Im Herzen von Calaone, einem Stadtteil von Baone am Fuße der Euganeischen Hügel, Villa Boldù Dolfin ist ein raffiniertes Zeugnis der venetischen Villenkultur. Das Gebäude, das in das Tal ausgerichtet ist und durch eine elegante Anlage im Stil des 16. Jahrhunderts in Form eines "L" gekennzeichnet ist, dominiert auch heute noch das kleine Dorf mit der dezenten Schlichtheit, die typisch für die Landsitze der venetischen Aristokratie ist.

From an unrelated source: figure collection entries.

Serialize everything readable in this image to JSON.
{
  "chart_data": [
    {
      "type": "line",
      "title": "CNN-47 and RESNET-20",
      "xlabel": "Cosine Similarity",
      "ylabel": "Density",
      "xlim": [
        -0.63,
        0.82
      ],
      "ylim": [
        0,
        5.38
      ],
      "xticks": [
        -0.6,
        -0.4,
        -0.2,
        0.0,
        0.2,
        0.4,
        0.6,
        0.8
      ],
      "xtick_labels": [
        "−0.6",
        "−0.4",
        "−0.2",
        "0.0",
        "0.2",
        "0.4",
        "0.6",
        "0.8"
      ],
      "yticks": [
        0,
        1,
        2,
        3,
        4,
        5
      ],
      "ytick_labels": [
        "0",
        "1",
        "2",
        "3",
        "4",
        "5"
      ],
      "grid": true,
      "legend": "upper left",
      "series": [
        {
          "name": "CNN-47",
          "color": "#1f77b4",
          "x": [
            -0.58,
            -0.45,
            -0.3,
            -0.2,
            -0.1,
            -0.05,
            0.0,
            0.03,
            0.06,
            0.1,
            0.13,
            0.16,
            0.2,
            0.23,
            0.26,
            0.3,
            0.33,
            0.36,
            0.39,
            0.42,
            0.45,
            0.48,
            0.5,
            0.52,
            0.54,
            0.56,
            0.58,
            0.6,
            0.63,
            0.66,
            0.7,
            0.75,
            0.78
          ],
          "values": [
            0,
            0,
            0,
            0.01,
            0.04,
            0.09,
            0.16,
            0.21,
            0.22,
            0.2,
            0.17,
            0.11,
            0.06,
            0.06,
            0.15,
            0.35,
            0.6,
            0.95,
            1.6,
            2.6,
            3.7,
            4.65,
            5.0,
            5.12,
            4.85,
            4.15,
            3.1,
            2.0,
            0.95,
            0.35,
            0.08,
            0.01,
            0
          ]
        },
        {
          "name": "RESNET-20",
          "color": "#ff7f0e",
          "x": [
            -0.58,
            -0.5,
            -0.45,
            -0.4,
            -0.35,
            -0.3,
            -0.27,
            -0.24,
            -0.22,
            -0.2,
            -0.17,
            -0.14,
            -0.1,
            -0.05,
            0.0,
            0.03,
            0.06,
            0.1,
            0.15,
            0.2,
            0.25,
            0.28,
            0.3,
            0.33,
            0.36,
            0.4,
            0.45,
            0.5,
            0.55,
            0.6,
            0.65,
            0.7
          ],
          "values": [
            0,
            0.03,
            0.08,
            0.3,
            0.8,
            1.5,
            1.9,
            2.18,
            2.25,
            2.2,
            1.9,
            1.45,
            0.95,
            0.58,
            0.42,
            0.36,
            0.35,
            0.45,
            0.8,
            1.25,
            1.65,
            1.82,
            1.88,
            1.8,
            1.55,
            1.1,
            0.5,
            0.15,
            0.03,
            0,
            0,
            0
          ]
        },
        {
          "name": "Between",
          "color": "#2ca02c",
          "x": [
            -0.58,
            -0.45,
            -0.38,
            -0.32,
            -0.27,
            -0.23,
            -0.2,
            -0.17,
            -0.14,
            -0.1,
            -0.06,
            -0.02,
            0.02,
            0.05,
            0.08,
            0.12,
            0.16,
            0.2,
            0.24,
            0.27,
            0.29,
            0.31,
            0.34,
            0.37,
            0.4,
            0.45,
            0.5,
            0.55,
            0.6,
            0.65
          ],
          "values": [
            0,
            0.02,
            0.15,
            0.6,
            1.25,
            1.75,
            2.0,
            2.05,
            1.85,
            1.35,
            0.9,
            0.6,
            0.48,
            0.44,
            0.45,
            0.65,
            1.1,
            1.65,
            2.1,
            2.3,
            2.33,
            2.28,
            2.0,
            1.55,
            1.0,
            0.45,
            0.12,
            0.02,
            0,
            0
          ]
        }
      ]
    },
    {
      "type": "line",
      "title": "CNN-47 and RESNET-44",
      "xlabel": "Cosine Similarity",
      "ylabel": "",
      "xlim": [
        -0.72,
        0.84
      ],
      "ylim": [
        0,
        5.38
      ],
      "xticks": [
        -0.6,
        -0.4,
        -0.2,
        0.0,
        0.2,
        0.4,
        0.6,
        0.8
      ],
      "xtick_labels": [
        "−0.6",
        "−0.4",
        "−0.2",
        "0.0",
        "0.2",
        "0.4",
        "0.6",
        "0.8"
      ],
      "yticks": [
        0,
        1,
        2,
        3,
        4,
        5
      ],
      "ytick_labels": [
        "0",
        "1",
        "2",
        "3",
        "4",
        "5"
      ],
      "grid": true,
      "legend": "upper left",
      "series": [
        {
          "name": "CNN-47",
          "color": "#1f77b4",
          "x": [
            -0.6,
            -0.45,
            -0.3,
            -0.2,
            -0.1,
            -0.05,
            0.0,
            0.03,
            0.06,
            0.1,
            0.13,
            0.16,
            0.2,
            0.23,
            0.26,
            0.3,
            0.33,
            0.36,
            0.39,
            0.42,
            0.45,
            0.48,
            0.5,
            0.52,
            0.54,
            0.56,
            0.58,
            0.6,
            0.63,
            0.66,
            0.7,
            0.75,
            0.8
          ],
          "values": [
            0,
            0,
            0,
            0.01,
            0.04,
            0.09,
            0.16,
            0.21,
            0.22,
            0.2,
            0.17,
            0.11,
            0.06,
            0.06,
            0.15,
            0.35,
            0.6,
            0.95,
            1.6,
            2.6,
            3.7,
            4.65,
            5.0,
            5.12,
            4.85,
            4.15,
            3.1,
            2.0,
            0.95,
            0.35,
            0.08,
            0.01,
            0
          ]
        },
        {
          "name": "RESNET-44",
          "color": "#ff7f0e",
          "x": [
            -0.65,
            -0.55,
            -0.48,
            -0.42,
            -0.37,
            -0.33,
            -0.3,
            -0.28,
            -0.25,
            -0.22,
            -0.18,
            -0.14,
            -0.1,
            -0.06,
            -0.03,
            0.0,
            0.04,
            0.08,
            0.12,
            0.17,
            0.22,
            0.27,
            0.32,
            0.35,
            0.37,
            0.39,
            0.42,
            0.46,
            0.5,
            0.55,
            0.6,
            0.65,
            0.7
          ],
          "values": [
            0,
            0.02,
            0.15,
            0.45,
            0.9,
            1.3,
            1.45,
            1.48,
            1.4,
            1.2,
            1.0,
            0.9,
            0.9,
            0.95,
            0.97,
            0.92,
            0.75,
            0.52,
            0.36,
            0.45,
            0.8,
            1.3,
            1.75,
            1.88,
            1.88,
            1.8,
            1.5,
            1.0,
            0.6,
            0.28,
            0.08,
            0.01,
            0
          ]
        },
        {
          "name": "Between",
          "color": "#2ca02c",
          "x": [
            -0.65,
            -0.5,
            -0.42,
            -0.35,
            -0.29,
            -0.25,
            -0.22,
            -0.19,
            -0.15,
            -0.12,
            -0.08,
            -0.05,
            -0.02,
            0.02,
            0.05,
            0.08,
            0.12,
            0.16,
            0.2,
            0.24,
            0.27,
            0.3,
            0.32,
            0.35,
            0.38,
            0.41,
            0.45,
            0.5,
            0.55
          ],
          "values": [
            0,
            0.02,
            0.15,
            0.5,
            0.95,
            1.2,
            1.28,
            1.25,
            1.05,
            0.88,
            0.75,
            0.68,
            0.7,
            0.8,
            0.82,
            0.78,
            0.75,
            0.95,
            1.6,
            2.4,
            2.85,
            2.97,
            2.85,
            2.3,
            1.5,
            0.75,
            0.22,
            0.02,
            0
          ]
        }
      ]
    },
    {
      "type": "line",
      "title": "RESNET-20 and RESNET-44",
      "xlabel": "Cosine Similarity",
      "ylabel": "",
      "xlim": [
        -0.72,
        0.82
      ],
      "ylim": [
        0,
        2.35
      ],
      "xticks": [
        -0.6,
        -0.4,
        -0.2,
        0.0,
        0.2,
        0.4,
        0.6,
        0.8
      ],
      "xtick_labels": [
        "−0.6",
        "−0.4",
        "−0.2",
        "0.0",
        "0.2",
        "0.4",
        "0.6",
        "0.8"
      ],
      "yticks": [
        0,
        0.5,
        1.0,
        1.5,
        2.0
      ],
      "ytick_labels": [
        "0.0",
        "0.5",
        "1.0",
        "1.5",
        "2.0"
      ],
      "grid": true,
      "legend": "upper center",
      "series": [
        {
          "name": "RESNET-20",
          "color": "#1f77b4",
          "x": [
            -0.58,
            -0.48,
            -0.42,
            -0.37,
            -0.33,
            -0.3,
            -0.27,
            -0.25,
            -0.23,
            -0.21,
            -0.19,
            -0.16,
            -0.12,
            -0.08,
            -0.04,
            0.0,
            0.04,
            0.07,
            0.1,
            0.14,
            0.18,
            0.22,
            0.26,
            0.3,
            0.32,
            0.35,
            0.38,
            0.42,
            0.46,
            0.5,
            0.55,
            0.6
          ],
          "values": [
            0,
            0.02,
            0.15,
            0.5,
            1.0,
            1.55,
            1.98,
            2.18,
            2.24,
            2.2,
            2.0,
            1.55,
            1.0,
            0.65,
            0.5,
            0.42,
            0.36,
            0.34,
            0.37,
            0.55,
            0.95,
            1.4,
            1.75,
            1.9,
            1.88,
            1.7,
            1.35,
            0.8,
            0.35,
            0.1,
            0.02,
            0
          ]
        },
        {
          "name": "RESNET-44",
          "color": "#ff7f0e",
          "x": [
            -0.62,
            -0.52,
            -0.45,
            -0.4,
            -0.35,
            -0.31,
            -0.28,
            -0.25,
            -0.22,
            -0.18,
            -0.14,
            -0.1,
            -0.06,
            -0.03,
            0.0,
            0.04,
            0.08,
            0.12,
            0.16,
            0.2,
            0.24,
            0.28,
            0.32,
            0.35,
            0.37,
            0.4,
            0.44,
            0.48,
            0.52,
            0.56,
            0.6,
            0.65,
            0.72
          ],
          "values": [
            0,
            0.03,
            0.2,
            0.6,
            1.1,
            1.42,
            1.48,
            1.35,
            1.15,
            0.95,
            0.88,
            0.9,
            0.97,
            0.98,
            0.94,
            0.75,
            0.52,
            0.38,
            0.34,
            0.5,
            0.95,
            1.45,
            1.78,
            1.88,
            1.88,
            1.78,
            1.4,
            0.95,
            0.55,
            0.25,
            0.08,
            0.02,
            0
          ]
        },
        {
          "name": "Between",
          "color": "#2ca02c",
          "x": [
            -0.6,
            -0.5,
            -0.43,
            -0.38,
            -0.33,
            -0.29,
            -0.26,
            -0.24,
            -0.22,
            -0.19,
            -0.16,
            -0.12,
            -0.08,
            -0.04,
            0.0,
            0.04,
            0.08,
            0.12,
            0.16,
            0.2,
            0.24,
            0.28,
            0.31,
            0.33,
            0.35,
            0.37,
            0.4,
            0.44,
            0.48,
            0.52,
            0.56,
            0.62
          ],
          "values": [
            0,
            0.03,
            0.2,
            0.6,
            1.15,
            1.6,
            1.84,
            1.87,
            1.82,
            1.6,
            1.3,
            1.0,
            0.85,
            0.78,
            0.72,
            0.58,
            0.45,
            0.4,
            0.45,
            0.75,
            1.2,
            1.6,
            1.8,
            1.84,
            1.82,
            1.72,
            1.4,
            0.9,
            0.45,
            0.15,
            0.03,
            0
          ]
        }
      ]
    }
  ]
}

Die Villa wurde von der Familie Marchiori d’Este erbaut, wie eine noch sichtbare Inschrift an der Fassade erinnert. Später ging sie an die venezianischen Adligen Pisani, eines der einflussreichsten Geschlechter der Serenissima, bevor sie 1665 zum Wohnsitz der Familie Boldù wurde, von der ein Teil des heutigen Namens abgeleitet ist. Im Laufe der Jahrhunderte erlebte die Eigentumswohnung verschiedene Schicksale: sie wurde vermietet, auch als Kindergarten genutzt und im 20. Jahrhundert wechselte sie mehrmals den Eigentümer. 1937 wurde sie von der Familie Cavallini aus Baone erworben und zwei Jahre später an den Notar Pietrogrande aus Este verkauft, der eine wichtige Erhaltungsrestaurierung förderte.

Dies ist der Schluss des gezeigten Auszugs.